Qatar is banking on AI to improve GPS navigation for 2022 FIFA World Cup
The 22nd edition of the world’s biggest football tournament has been awarded to Qatar, the richest country in the world. But, despite having the highest per capita income on the globe, the West Asian country is also the smallest nation by area ever to host a FIFA World Cup.
Qatar is aware that it is yet to attain preeminence in the eyes of the big geospatial companies that build digital maps, the torchbearers of modern-day navigation. So, as it prepares for the 2022 FIFA World Cup, the Arab Gulf nation is looking to leverage artificial intelligence in a quest to improve GPS navigation.
Qatar is constantly constructing new roads and improving old ones. And yet, when Massachusetts Institute of Technology Professor Samuel Madden visited the nation, he discovered that his Uber driver was unable to figure out how to get where he was going because the map was completely off.
It was then that he realized the importance of a machine learning model MIT was developing in collaboration with the Qatar Computing Research Institute (QCRI). This model can automatically tag road features in satellite imagery and even predict the number of lanes and road types (residential or highway) behind obstructions, such as trees.
Creating highly-accurate and up-to-date maps is both expensive and time-consuming. Only a handful of big companies, like Google and Apple, can afford to send mapping vehicles across the globe to capture video and images through cameras strapped to their hoods. Which is likely why some parts of the world get ignored in the process.

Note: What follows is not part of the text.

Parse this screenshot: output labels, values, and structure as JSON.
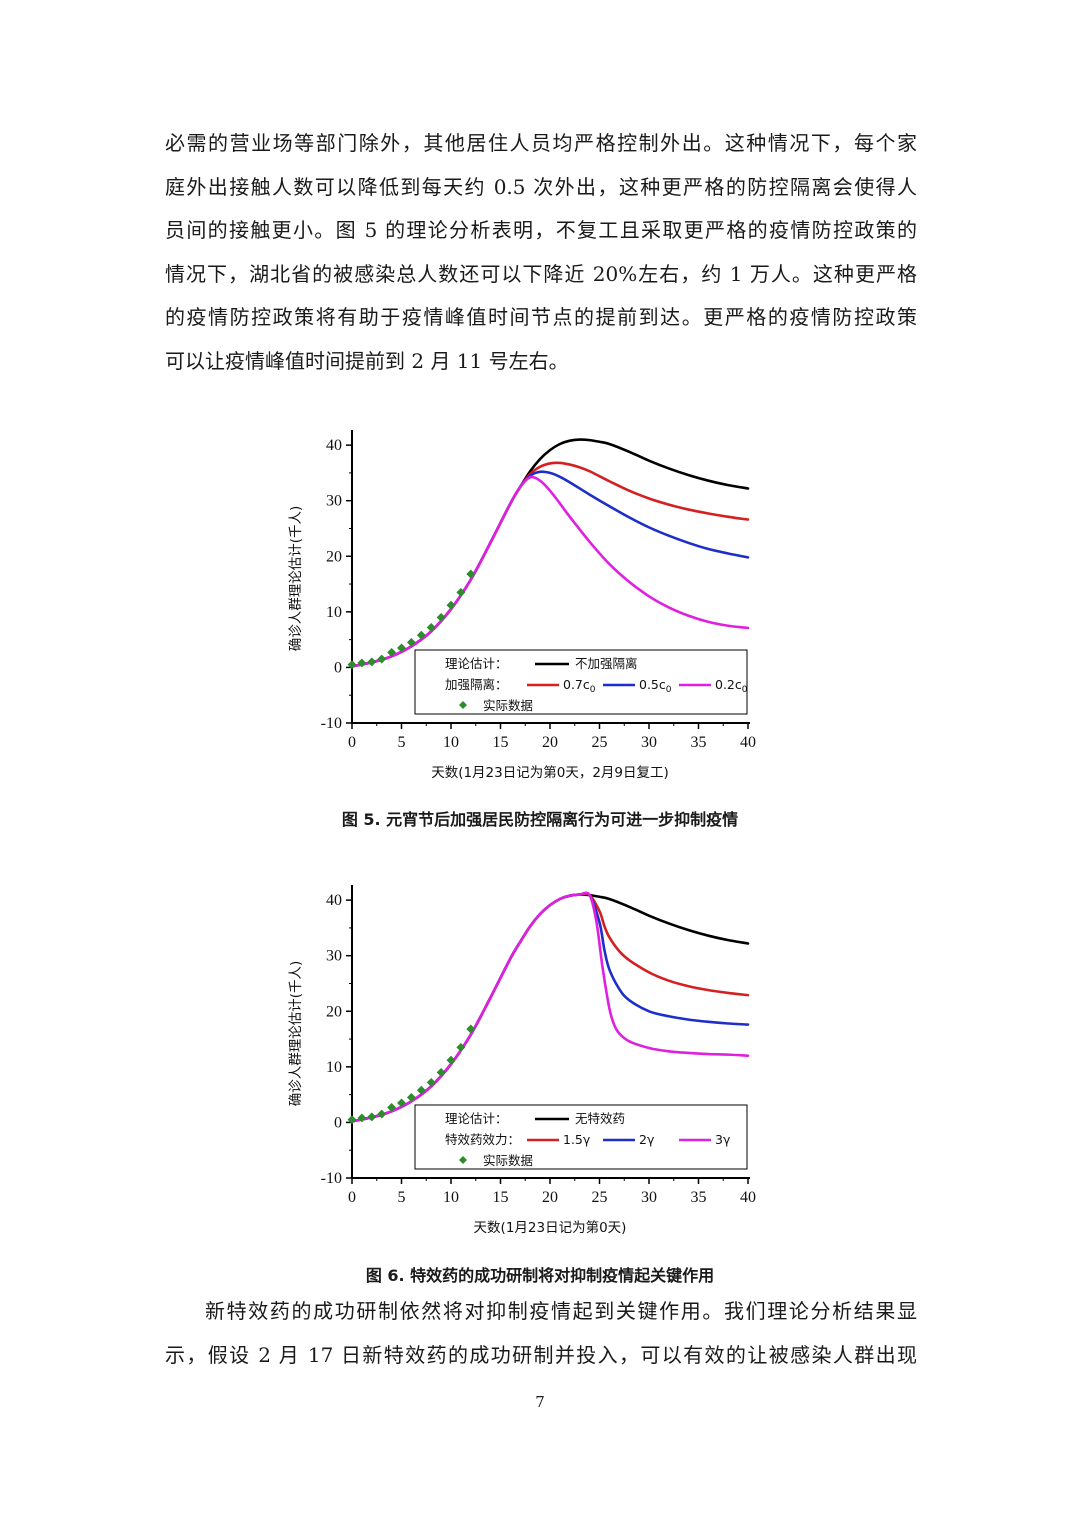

“If navigation apps don’t have the right information, for things such as lane merging, this could be frustrating or worse,” Madden says. “Most updated digital maps are from places that big companies care the most about. If you’re in places they don’t care about much, you’re at a disadvantage with respect to the quality of the map.”
Initial tests have shown that MIT and QCRI’s artificial intelligence model, dubbed RoadTagger, can count lane numbers with 77% accuracy and inferred road types with 93% accuracy. The researchers are working to improve the model and get it to predict other road features as well, for example, parking spots and bike lanes. “Our goal is to automate the process of generating high-quality digital maps, so they can be available in any country,” Madden sums up.